Fica mais quente. Depois fica pior.
O verão não é mais o que costumava ser. Os cientistas já disseram isso antes. Você ouviu isso na semana passada. Mas agora? Agora é a linha de base.
Veja a Europa. A França enterrou mais de 2.000 almas extras durante a onda de calor de junho. Inglaterra e País de Gales? Esse número chega a 2.700 desde maio. Aqui nos EUA, quarenta e quatro pessoas morreram no fim de semana de 4 de julho.
Chocante? Para muitos. Mas para o pessoal de Phoenix, Arizona, o calor não é mais uma surpresa. É terça-feira.
O condado de Maricopa possui um dos climas mais severos do planeta. Eles sabiam que isso aconteceria. Então, enquanto outros lugares entram em pânico, Phoenix planeja. Eles vêm trabalhando há anos em como manter as pessoas vivas quando o mercúrio dispara. E adivinhe? Funciona.
Como o condado de Maricopa reduz as taxas de mortalidade por calor
Vamos falar de números. Porque os dados não mentem, mesmo que os políticos o façam.
As mortes por calor na área atingiram um pico em 2023. Seiscentos e quarenta e cinco. Assustador, certo? Era.
Em 2025, esse número caiu. Até 405.
As mudanças climáticas reverteram o curso? Não. O planeta ainda está assando.
Então, o que mudou? Política. Política específica, enfadonha e eficaz.
A maioria das mortes por calor não acontece com pessoas com bolsos fundos. Eles acontecem com os pobres. Para aqueles sem poder. Para quem mora na rua. Phoenix percebeu isso. Eles pararam de tratar o calor como um evento climático e começaram a tratá-lo como um problema de infraestrutura.
A solução não era de alta tecnologia. Foi básico.
- Acesso. Centros de resfriamento que permanecem abertos. Alguns funcionam 24 horas por dia, 7 dias por semana. Sem portões. Sem verificações. Apenas ar frio.

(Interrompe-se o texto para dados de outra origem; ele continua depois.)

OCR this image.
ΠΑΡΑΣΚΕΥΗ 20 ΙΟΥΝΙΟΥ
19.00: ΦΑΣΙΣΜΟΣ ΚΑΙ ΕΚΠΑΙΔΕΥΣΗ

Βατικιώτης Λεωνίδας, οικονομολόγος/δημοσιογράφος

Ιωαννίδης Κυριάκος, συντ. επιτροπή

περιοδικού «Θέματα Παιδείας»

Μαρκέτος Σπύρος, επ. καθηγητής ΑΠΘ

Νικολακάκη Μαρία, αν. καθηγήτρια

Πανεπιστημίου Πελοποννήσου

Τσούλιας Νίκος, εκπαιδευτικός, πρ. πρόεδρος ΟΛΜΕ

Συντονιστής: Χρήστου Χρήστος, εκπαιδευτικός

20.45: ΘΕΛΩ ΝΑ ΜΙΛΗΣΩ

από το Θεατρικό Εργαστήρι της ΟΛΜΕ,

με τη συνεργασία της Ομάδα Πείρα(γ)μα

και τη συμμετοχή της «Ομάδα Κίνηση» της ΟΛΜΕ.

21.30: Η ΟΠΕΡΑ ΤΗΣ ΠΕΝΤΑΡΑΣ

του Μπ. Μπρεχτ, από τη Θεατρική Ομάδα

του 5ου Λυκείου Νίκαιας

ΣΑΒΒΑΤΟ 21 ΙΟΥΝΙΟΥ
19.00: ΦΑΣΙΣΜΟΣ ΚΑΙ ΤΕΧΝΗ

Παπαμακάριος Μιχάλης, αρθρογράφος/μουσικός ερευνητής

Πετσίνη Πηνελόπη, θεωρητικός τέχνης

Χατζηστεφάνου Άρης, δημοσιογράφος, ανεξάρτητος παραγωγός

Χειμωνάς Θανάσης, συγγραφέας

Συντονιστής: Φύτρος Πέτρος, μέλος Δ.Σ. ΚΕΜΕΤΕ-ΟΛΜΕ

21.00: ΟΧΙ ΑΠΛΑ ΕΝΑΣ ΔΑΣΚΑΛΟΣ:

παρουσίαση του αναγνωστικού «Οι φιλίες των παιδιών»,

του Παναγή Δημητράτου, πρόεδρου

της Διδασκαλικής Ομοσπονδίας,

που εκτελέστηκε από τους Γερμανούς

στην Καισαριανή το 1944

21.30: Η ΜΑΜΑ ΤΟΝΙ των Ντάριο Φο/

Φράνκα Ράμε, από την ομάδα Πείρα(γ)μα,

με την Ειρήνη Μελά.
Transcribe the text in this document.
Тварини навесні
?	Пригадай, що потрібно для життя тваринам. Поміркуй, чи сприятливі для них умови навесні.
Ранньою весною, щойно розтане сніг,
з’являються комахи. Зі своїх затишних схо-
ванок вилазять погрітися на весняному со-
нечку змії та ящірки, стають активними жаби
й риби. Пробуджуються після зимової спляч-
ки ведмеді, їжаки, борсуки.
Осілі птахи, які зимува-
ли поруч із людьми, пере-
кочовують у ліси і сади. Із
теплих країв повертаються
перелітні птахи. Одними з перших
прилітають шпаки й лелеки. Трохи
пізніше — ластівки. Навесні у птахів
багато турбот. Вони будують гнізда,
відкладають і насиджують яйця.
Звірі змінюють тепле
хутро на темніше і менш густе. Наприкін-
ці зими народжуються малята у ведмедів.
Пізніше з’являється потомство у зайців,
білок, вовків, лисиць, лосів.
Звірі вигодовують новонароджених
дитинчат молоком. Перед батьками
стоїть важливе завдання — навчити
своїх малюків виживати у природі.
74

- Equipamentos. Reparos e substituições de aparelhos de ar condicionado. Se você não puder pagar pela solução, o condado intervém.
- Responsabilidade. Eles nomearam um Oficial de Calor. Alguém cujo único trabalho é o calor.
“É extremamente importante responsabilizar alguém. Se ninguém é o dono do problema, o problema o ignora.”
— Ladd Keith, Universidade do Arizona
Coisas simples? Talvez. Mas outras cidades não têm isso.
Por que um oficial de aquecimento dedicado muda tudo
Pense no seu governo local. Quem lida com a chuva? A neve? Geralmente alguém.
Mas quem aguenta 110 graus durante quatro dias seguidos?
Ladd Keith argumenta que ter um “Oficial de Calor” específico preenche a lacuna. Essa pessoa coordena entre as agências. Eles garantem que os centros de resfriamento abram antes que a emergência chegue. Eles cuidam das comunicações. Sem esse único ponto de falha, as coisas caem no esquecimento.
Jennifer Marlon, pesquisadora de Yale, vê isso claramente.
“O mundo tem muito que aprender”, diz ela.
Você pode replicar o modelo de Phoenix em outro lugar. Mas é preciso admitir algo feio: o calor está chegando para todos.
Mesmo que as emissões parem amanhã, estaremos presos. A Terra já está 1,1 graus Celsius mais quente do que nos tempos pré-industriais. As estradas cedem. Os aviões não podem decolar quando o ar fica muito denso com o calor. Esta não é apenas uma crise de saúde. É econômico também.
A incômoda verdade sobre os futuros recordes de calor
Aqui está o problema. As vitórias em Phoenix não duram para sempre se não acompanharmos.
No início de julho, o município já tinha 23 mortes confirmadas. Mais 282 investigação pendente. Se isso conta? Eles estão à frente do ano passado.
O progresso não é automático.
Especialistas alertam que o planejamento baseado no calor histórico está morto. Você não pode projetar uma cidade para o clima de 1990. Você projeta para 2035.
E 2035 será mais quente.
Keith não mede palavras. “Vai ficar mais quente por mais tempo.”
Os recordes serão quebrados. Ano após ano. Em todo o mundo.
Não estamos nos recuperando. As noites frescas? Isso é raro agora. Seu corpo precisa das horas escuras para se recuperar do estresse térmico do dia. Sem essa queda, o sistema trava.
Então nos adaptamos. Construímos redes melhores. Abrimos portas. Aceitamos a nova realidade.
Ou não.
De qualquer forma, o calor está esperando. E não vai embora.